Cumhurbaşkanı Tayyip Erdoğan ve Başbakan Ahmet Davutoğlu'nun hedef göstermesi sonucu linç ve gözaltı operasyonlarına maruz kalan 2 bini aşkın akademisyene, "Biz de bu suça ortak olmayacağız" diyerek destek açıklaması yayımlayan gazetecilerin sayısı 624'e ulaştı. Akademisyenlere destek veren gazeteciler arasında Amberin Zaman, Hasan Cemal, Nazlı Ilıcak, Ceyda Karan, Fatih Polat ve Uğur Güç gibi isimler de var.

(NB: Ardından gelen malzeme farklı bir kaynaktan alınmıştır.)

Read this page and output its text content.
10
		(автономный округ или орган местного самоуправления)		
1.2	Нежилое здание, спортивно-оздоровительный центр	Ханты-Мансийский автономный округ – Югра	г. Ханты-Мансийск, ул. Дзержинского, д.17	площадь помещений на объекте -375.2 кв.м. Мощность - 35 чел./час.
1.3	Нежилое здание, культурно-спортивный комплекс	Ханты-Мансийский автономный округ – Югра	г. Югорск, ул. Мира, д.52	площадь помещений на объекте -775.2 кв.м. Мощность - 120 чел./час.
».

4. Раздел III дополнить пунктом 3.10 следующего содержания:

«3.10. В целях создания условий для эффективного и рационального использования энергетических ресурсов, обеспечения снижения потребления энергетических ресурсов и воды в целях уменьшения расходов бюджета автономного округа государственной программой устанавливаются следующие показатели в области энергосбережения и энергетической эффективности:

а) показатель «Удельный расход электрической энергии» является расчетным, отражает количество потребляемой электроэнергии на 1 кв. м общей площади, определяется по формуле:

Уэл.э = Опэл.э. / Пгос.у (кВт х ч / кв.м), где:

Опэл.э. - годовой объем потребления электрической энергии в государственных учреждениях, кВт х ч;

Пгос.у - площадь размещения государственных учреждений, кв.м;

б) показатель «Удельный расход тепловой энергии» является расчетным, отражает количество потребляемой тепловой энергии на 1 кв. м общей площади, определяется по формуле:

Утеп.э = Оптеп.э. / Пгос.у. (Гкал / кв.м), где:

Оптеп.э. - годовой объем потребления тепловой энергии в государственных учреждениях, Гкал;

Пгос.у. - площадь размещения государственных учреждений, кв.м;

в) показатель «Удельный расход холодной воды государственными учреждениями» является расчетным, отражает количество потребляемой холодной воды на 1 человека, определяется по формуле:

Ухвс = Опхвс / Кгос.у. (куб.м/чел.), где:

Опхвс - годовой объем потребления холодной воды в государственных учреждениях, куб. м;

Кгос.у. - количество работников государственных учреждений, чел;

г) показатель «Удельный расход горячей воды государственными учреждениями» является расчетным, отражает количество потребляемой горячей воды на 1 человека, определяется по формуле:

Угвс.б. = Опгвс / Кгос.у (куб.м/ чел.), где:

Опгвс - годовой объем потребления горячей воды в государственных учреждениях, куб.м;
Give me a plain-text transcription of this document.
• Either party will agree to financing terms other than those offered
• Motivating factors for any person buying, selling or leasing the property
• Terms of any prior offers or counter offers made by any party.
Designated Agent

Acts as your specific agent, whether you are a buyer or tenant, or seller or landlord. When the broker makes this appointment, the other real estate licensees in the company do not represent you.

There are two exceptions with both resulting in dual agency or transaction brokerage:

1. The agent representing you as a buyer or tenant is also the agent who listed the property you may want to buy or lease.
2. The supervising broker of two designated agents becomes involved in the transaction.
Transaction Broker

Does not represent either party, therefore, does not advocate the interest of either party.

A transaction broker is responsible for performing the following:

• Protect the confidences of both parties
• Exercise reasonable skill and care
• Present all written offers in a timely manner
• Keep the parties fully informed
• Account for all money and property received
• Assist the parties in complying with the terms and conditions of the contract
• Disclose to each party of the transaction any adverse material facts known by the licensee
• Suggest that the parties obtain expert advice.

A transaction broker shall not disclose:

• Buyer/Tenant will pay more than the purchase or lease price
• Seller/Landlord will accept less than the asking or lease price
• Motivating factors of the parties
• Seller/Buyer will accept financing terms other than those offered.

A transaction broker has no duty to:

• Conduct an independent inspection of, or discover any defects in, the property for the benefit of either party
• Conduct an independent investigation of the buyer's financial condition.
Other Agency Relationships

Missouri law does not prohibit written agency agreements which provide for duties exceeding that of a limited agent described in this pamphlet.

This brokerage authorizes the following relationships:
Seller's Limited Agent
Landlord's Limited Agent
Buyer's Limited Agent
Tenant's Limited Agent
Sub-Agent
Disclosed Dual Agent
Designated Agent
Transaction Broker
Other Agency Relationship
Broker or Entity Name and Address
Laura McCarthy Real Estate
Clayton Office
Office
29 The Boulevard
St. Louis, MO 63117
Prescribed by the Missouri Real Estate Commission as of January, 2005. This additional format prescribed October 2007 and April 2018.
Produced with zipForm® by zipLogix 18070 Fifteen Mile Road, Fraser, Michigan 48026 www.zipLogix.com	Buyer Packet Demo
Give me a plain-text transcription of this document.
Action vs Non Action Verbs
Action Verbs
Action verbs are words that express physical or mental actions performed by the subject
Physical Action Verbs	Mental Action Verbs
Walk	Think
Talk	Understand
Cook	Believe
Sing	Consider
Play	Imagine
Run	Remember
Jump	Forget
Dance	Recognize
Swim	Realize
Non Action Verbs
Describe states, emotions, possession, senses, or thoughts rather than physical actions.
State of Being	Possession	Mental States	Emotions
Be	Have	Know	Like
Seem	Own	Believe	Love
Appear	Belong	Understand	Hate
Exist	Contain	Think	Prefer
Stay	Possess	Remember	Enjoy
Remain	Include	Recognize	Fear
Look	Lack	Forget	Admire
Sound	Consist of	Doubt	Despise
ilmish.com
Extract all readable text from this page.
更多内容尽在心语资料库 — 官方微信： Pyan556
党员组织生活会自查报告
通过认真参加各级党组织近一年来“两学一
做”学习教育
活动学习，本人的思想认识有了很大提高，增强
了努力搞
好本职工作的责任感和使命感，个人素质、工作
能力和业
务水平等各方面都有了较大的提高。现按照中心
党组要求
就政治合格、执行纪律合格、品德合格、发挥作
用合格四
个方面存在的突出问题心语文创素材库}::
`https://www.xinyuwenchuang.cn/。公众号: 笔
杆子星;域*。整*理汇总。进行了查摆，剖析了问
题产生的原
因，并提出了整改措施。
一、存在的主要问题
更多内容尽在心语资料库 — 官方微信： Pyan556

Akademisyenlerin iktidar ve bazı medya kuruluşları tarafından hedef haline getirilmesini tehlikeli bulan gazetecilerin bildirisinde şöyle denildi: "'Bu suça ortak olmayacağız' diyerek çatışmalı sürecin sona ermesini ve yeniden müzakerelerin başlamasını istediklerini açıklayan 'Barış İçin Akademisyenler'in yanındayız. Türkiye'nin geleceğini yetiştiren akademisyenlerin 'Barış istiyoruz' dedikleri için hedef haline getirilmelerini insan hakları, düşünce ve ifade özgürlüğü açısından tehlikeli buluyoruz. Biz, barış isteyen gazeteciler olarak, 'Bu suça ortak olmayacağız' diyen akademisyenlerin yanında olduğumuzu ve savaş değil barış ortamı içinde habercilik yapmak istediğimizi beyan ediyoruz."

MERSİN

Mersin Üniversitesi İletişim Fakültesi öğrencileri bildiriye imza atan 20 akademisyenin kapısına destek mesajları yapıştırdı. İletişim öğrencileri, "Hocamızdan ders aldık, aydın toplumun vicdanıdır. Bilim yargılanamaz" dövizlerini ve karanfilleri hocalarının kapılarına yapıştırarak hocalarının yanında olduklarının mesajını verdi.


İZMİR

İzmir'de aralarında sanatçı, yazar, siyasi parti temsilcisi ve insan hakları savunucularının da bulunduğu aydınlar, "barış bildirisini" imzaladıkları için haklarında, "örgüt propagandası" ve TCK'nin 301'inci maddesinden soruşturma açılan akademisyenlere destek olmak için, kendilerini ihbar etti. İzmir Adliyesi önünde toplanan grup "İzmir'de bulunan tüm barış aktivistlerine; Düşünce ve ifade özgürlüğünden yana olan tüm kişi ve kurumlara çağrımızdır. Barış isteten akademisyenlerin bildirisine aynen imza attığımızı bildirerek kendimiz hakkında suç duyurusunda bulunuyoruz" dedi
Daha sonra 88 kişi kendini ihbar etti.

DERSİM

Dersim'de Eğitim Sen, KESK Dersim Şubeleri ve Halk Meclisi bileşenleri de akademisyenlere destek açıklaması yaptı. Açıklamada, Barış İçin Akademisyenler İnisiyatifi'nin ülkenin yüz akı, vicdanı olduğu belirtilerek, "Barış talep etmek suç değildir! Dünyanın hiçbir yerinde barış talebinin böylesine baskı altına alınmasının bir örneği dahi yoktur. 10 Ekim günü, 'Emek, Barış ve Demokrasi' mitingimizin kana bulayanlara ve katliama seyirci kalanlara şu sözleri söylemiştik: Bütün vahşetinize, bütün şiddetinize, bütün katliamlarınıza rağmen eşit, özgür, demokratik bir ülkede bir arada yaşam talebimizden ve barışı savunmaktan asla vazgeçmeyeceğiz! Bizleri korkutmaya, yıldırmaya, sindirmeye çalışanlar ne kadar saldırırlarsa saldırsınlar, çocuklarımıza ve gençlerimize verdiğimiz sözü tutarak eşit, özgür, adil ve barış içinde yaşayabilmek için ölümü değil; yaşamı, yaşatmayı ve emeğin haklarını savunmaya devam edeceğimiz bilinmelidir!"